MILLER: I was lucky to sign with the third agent I queried. But I discovered it was a lot more difficult than that. I wrote a total of four books and had 167 rejections before being published, including 41 rejections for THE LAST FAMILY. Using suggestions editors had made, I rewrote the first book . When I did that, my agent sent it to ten other editors who wanted to see it again. Beverly bought it. The book was published in 12 Languages and was a Literary Guild main selection.
It's important to have a good agent. I lucked out in that department An author friend of mine met Anne Hawkins at a conference. He mentioned me to her, told her I was in need of an agent, and told me to contact her. She read THE LAST FAMILY, and I sent her what I was working on. She agreed to take me as a client.
AUTHORLINK: How many rejections did you have for INSIDE OUT?
MILLER: In its original form, I had seven or eight pleasant rejections. Later, when Anne sent it out, I had two editors interested and the others said it wasn't right for their list. For a variety of reasons, I decided to go with Kate at Bantam. First off it was the one house that felt like a home to me. They had dropped me and I wanted to prove I could produce consistent work for them, and because I knew Kate's reputation for being demanding and for getting the best out of authors, and the fact that she wanted to work with me because she saw something there worth the effort–it was a no-brainer.
AUTHORLINK: How long have you been writing?
MILLER: I wrote for my high school newspaper and majored in photojournalism in college.

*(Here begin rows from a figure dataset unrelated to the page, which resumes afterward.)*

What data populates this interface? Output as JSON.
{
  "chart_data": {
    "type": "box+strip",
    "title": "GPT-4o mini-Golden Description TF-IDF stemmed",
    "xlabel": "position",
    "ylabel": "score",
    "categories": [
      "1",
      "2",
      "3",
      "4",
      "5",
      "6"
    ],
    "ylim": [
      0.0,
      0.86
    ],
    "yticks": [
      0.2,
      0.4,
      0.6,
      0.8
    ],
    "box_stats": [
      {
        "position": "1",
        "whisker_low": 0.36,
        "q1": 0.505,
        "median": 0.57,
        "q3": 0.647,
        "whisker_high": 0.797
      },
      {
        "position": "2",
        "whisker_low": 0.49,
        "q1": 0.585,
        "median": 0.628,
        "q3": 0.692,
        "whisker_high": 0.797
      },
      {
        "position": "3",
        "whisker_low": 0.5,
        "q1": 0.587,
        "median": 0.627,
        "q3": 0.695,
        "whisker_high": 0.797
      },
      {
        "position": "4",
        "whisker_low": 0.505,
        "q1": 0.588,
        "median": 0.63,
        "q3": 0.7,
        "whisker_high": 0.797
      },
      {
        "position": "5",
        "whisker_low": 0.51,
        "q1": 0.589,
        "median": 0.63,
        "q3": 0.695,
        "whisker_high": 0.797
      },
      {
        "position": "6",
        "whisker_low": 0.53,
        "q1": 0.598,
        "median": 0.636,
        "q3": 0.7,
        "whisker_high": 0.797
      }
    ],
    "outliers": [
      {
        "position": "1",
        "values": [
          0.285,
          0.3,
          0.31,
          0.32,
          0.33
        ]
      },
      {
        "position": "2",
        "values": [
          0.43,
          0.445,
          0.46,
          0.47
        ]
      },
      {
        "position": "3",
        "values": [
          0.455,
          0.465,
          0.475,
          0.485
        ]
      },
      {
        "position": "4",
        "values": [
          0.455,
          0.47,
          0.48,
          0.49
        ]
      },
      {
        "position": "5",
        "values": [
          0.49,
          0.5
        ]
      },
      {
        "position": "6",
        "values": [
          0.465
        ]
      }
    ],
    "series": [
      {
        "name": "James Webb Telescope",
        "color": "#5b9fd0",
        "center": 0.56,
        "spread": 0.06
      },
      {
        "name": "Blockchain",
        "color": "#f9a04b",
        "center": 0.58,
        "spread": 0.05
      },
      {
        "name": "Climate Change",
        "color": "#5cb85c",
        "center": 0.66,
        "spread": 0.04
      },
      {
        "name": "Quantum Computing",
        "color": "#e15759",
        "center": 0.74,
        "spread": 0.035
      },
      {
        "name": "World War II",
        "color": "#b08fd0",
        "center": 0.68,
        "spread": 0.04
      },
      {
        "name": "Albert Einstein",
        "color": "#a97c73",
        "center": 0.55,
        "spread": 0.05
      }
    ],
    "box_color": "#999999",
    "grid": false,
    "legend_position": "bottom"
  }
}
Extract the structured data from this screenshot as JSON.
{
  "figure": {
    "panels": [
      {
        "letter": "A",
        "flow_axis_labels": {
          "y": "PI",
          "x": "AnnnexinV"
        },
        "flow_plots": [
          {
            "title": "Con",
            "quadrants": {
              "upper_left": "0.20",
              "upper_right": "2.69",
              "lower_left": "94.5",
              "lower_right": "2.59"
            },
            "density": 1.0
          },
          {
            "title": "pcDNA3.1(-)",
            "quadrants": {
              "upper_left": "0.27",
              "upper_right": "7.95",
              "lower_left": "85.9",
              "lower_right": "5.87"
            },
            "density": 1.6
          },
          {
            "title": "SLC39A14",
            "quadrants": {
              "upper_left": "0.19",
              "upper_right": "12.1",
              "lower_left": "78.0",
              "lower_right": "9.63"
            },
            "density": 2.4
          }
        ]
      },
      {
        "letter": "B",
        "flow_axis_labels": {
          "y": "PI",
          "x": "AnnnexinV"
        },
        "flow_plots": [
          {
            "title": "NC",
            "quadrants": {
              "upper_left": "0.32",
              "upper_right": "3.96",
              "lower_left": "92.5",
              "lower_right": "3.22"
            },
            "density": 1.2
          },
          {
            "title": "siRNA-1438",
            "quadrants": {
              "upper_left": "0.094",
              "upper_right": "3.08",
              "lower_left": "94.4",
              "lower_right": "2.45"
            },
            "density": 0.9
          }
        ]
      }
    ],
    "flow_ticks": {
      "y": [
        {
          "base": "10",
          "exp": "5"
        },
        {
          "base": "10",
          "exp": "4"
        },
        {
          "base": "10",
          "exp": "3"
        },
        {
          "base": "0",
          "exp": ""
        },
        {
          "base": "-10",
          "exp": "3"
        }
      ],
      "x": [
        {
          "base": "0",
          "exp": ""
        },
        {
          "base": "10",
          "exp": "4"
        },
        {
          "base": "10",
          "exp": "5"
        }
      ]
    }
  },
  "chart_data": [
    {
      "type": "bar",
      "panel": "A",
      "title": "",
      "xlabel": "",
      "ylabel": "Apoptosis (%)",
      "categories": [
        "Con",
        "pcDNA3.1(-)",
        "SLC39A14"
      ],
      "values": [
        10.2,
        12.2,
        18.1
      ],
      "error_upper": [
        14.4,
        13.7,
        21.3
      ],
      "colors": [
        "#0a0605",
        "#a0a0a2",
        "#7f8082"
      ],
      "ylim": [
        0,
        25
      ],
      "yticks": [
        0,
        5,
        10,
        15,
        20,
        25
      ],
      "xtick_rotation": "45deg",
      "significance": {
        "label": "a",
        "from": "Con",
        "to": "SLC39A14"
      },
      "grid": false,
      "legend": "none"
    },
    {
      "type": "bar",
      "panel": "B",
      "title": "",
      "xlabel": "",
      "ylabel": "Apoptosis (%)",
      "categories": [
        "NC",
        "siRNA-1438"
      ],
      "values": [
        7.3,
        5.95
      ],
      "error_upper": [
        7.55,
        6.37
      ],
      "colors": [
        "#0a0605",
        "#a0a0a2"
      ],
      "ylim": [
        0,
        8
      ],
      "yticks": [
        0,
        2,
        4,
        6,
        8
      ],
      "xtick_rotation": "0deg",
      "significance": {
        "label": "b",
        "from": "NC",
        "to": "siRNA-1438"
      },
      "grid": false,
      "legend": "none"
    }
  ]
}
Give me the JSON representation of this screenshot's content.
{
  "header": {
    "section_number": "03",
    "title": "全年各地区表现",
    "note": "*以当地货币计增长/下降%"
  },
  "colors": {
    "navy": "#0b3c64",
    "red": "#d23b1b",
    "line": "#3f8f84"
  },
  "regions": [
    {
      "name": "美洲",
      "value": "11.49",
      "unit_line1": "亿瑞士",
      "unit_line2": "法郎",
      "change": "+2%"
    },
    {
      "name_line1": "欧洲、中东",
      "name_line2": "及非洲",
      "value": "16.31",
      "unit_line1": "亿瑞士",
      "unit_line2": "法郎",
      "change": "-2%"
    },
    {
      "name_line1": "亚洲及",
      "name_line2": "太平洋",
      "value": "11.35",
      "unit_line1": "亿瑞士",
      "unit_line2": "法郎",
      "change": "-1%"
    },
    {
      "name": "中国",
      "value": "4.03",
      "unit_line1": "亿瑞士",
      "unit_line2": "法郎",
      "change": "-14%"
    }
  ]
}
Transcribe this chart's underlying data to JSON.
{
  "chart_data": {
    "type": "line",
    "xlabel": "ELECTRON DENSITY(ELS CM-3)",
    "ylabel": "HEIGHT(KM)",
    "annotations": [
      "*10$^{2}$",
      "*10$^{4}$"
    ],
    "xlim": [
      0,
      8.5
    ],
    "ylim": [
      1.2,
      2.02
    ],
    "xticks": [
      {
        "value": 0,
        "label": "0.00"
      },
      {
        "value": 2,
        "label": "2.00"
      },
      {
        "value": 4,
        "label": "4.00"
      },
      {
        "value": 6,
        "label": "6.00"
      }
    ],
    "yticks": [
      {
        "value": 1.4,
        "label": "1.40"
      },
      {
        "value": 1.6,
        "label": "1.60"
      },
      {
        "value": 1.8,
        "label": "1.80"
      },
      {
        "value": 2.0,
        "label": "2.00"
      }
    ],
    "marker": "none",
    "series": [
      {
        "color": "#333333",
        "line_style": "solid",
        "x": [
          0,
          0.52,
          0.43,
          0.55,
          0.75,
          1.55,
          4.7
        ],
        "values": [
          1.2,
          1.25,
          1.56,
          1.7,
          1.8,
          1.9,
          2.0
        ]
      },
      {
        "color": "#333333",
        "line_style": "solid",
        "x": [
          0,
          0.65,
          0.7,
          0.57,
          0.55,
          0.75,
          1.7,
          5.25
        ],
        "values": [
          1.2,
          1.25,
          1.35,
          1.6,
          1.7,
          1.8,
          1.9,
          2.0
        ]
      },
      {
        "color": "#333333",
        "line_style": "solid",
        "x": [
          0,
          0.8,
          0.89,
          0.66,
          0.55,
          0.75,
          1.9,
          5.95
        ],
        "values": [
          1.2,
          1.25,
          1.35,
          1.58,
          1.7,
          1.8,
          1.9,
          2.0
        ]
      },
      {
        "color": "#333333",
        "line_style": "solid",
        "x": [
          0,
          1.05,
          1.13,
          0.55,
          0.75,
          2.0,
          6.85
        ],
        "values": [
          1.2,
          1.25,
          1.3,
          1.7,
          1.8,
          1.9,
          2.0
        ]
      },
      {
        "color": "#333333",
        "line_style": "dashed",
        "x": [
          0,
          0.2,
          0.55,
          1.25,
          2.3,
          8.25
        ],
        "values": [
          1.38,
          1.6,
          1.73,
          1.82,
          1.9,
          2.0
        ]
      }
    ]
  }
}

My mother was a history professor. She wrote two nonfiction books and taught history, so I was exposed at a young age.
I began writing fiction in 1991. From 1986 to 1989 I wrote advertising copy, then went to Miami and did features for Tropic Magazine, the Miami Herald's Sunday magazine . I wrote a nonfiction book about censorship and one about the obscenity trial of Two Live Crew. And I sold a screenplay that was never produced. But I wanted to write novels. I wrote four books in four years and got good responses. They were thrillers, but I had included a lot of humor.
AUTHORLINK: What are your writing habits?
MILLER: I get up at dawn, drink coffee, and see what has happened in world, then work until noon. or 2 p.m. For the rest of the day I read or spend time with my family. Life takes up all of my spare time.
AUTHORLINK: Are there more Winter Massey books ont he way?
MILLER: I am working on a book which features characters from the other Winter Massey books. When I am finished with that one, I may write more Winter Massey books. And I am also contracted to write a sequel to THE LAST FAMILY.
AUTHORLINK: Has there ever been a time when you thought about quitting?
MILLER: No. I never thought I would give up. Most published authors will tell you that, aside from talent, persistence is the common denominator among published authors. I knew where my work stacked up to other published authors, and I knew I could do it. I never had any doubts about my writing, though I did have doubts about getting published. The market has always been tough, even in Faulkner's time.The steps leading to having a book published by a legitimate house are a weeding out process. The people who keep hitting the wall will eventually break it down. It's a matter of finding the right editor at the right time.